À l'instar du Chariot de foin, le triptyque fermé représentait un « vagabond » au regard préoccupé, avançant avec prudence ou hésitation dans un paysage contenant des allusions aux tentations et aux périls auquel s'exposerait le pèlerin qui s'écarterait du droit chemin. Cette scène apparaît ici dans un tondo dont la forme suggère celle d'un miroir rond accroché à un mur, ce qui avait certainement pour but d'inciter le spectateur à s'identifier au personnage central. Celui-ci a quelquefois été identifié à un pauvre colporteur ou, malgré la vieillesse apparente de l'homme, au fils prodigue de la parabole éponyme (Luc 15:11-32), comme le sous-entend fortement la présence d'un lieu de débauche et de pourceaux mangeant dans une auge[4]. Mais ce personnage pourrait être également être inspiré de l’Elckerlijc d'une moralité diffusée dans les Pays-Bas à la fin du XVe siècle[5]. Des rapprochements ont également été effectués avec le Pèlerinage de la vie humaine de Guillaume de Digulleville (XIVe siècle)[6].

Le volet gauche du triptyque ouvert, aujourd'hui scindé en deux parties (le fragment de Paris et celui de New Haven), représentait des jeunes gens s'adonnant aux plaisirs de la vie en compagnie de religieux paillards et de fous. Certains d'entre eux ont abandonné leurs vêtements sur une berge afin de pouvoir nager dans une étendue d'eau sur laquelle flottent une barrique de vin chevauchée par un fou ainsi qu'une barque surmontée d'un mât de cocagne, remplie de fêtards avinés et de musiciens, et que la plupart des auteurs assimilent à une représentation de La Nef des fous rédigée à la fin du XVe siècle par l'humaniste rhénan Sébastien Brant[7].

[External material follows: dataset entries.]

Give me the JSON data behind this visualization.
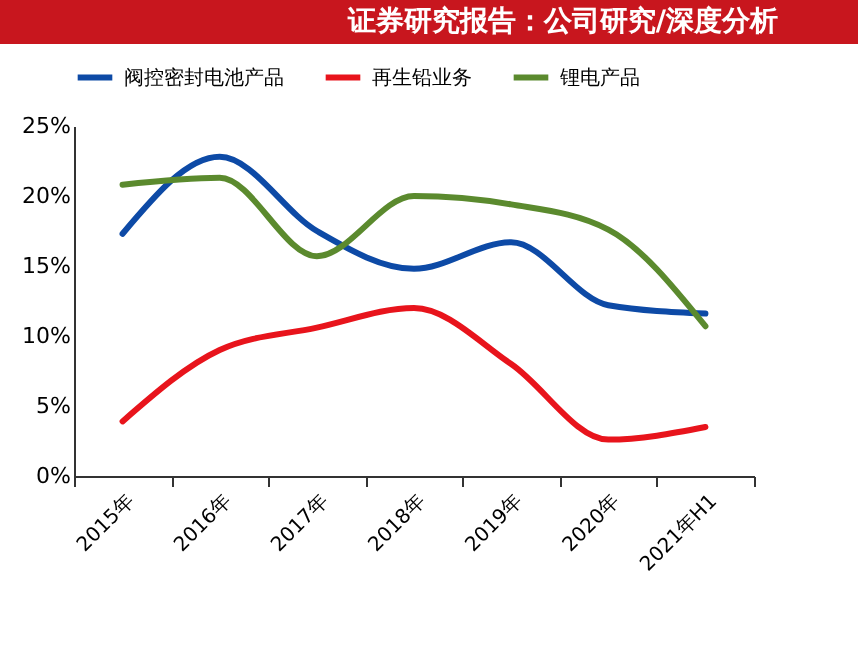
{
  "chart_data": {
    "type": "line",
    "title": "证券研究报告：公司研究/深度分析",
    "categories": [
      "2015年",
      "2016年",
      "2017年",
      "2018年",
      "2019年",
      "2020年",
      "2021年H1"
    ],
    "series": [
      {
        "name": "阀控密封电池产品",
        "color": "#0d4aa6",
        "values": [
          17.3,
          22.8,
          17.5,
          14.8,
          16.7,
          12.2,
          11.6
        ]
      },
      {
        "name": "再生铅业务",
        "color": "#e8141c",
        "values": [
          3.9,
          9.0,
          10.6,
          12.0,
          8.0,
          2.6,
          3.5
        ]
      },
      {
        "name": "锂电产品",
        "color": "#5b8a2e",
        "values": [
          20.8,
          21.3,
          15.7,
          20.0,
          19.4,
          17.6,
          10.7
        ]
      }
    ],
    "ylim": [
      0,
      25
    ],
    "yticks": [
      {
        "value": 0,
        "label": "0%"
      },
      {
        "value": 5,
        "label": "5%"
      },
      {
        "value": 10,
        "label": "10%"
      },
      {
        "value": 15,
        "label": "15%"
      },
      {
        "value": 20,
        "label": "20%"
      },
      {
        "value": 25,
        "label": "25%"
      }
    ],
    "grid": false,
    "legend": "top",
    "marker": "none",
    "line_style": "solid"
  }
}
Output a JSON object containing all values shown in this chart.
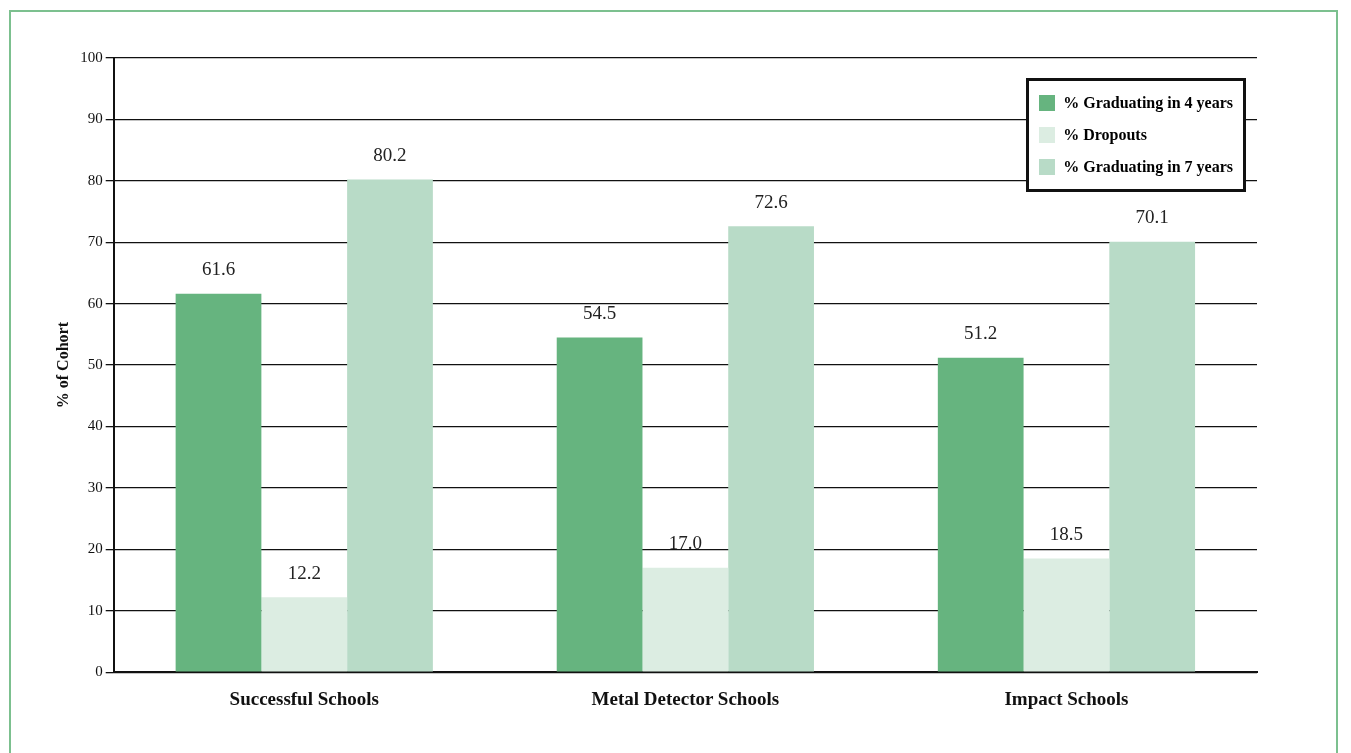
{
  "chart_data": {
    "type": "bar",
    "ylabel": "% of Cohort",
    "categories": [
      "Successful Schools",
      "Metal Detector Schools",
      "Impact Schools"
    ],
    "series": [
      {
        "name": "% Graduating in 4 years",
        "color": "#66b47f",
        "values": [
          61.6,
          54.5,
          51.2
        ],
        "value_labels": [
          "61.6",
          "54.5",
          "51.2"
        ]
      },
      {
        "name": "% Dropouts",
        "color": "#dcede2",
        "values": [
          12.2,
          17.0,
          18.5
        ],
        "value_labels": [
          "12.2",
          "17.0",
          "18.5"
        ]
      },
      {
        "name": "% Graduating in 7 years",
        "color": "#b8dbc7",
        "values": [
          80.2,
          72.6,
          70.1
        ],
        "value_labels": [
          "80.2",
          "72.6",
          "70.1"
        ]
      }
    ],
    "ylim": [
      0,
      100
    ],
    "yticks": [
      0,
      10,
      20,
      30,
      40,
      50,
      60,
      70,
      80,
      90,
      100
    ],
    "grid": "y",
    "legend": "top right"
  }
}
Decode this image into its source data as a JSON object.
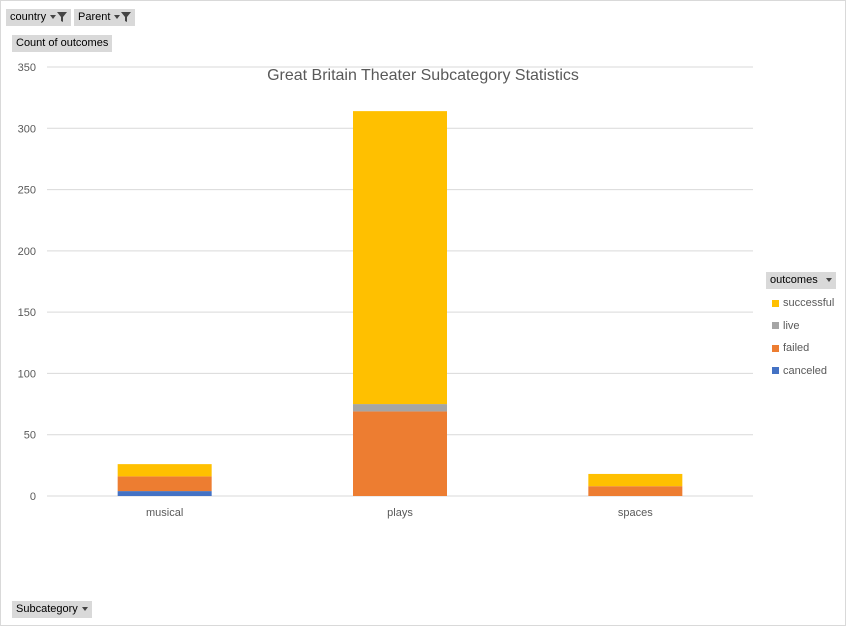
{
  "filters": {
    "country": {
      "label": "country",
      "icon": "filter-icon"
    },
    "parent": {
      "label": "Parent",
      "icon": "filter-icon"
    }
  },
  "value_field": {
    "label": "Count of outcomes"
  },
  "axis_field": {
    "label": "Subcategory",
    "icon": "dropdown-arrow-icon"
  },
  "legend": {
    "title": "outcomes",
    "icon": "dropdown-arrow-icon"
  },
  "chart_data": {
    "type": "bar",
    "stacked": true,
    "title": "Great Britain Theater Subcategory Statistics",
    "categories": [
      "musical",
      "plays",
      "spaces"
    ],
    "series": [
      {
        "name": "canceled",
        "values": [
          4,
          0,
          0
        ],
        "color": "#4472c4"
      },
      {
        "name": "failed",
        "values": [
          12,
          69,
          8
        ],
        "color": "#ed7d31"
      },
      {
        "name": "live",
        "values": [
          0,
          6,
          0
        ],
        "color": "#a5a5a5"
      },
      {
        "name": "successful",
        "values": [
          10,
          239,
          10
        ],
        "color": "#ffc000"
      }
    ],
    "ylim": [
      0,
      350
    ],
    "yticks": [
      0,
      50,
      100,
      150,
      200,
      250,
      300,
      350
    ],
    "grid": true,
    "legend_position": "right"
  }
}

Dans le cadre d'une chambre grouillant de petits démons et où la Mort, représentée sous son apparence squelettique, est sur le point d'entrer, le volet de droite montre l'ultime hésitation d'un vieil avare entre les richesses que lui tendent des tentateurs infernaux et la lumière du Christ crucifié que lui désigne un ange. Cette scène est à rapprocher du thème de l’Ars moriendi, diffusé par de nombreuses gravures à l'époque de Bosch[8]. Au premier plan, en guise de vanités, des armes et des pièces d'armures jonchent le sol, symétriquement aux vêtements des baigneurs du volet de gauche.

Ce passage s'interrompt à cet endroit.